After the Neolithic came the Copper Age and then the Bronze Age from 2200 BC, with the influx of the Beaker and Corded Ware people, and their steppe ancestry. Yamnaya pastoralists arrived from the steppes about 5000 years ago, resulting, in Britain, with 100% of people having steppe ancestry. We looked at the dramatic change in the DNA of Britons, seeing, this time, the removal of Neolithic men and their Y-DNA haplogroup 12a, leaving mostly men with Beaker Y-DNA haplogroup R1b.
We looked at a ‘Y-DNA Haplogroup R1b migration map’, and saw how this haplogroup had spread from the Middle East, through Europe and into Britain. A ‘family tree’ of the Y-DNA haplogroup R1b showed that the most common sub-groups in Britain are L21 and S21.
A map of the distribution of Y-DNA haplogroup R1b-L21 in Britain and Europe showed how closely the British and Irish are related to their nearest neighbours on the continent; the northern French. A map of the distribution of Y-DNA haplogroup R1b-S21 showed how many Britons are related to Europeans to the east of France, such as Germans and Scandinavians.
We looked at a map showing the modern distribution of Y-DNA haplogroups in Europe, Britain and Ireland. Colourful pie charts showed the predominance of haplogroup R1b in Britain and Ireland, and in our nearest European neighbours. Noticeably, isolated Ireland had mostly R1b, with just a little I1, 12a and R1a. Britain has more of these, as well as small amounts of three other haplogroups, similar to our continental neighbours.

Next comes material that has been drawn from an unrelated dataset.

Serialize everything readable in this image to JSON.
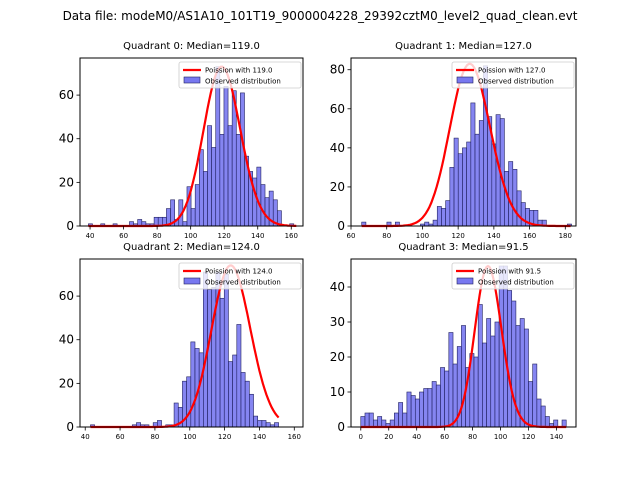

Looking at Britain by region showed how each area had different amounts of the various Y-DNA haplogroups, showing how individuals had a variety of different ancestors, but with R1b always predominating. A table of ‘Mt-DNA frequency by region’ showed the predominance of haplogroup “H” in Britain, which arrived from Africa, as we heard earlier, about 10-1,000 years ago.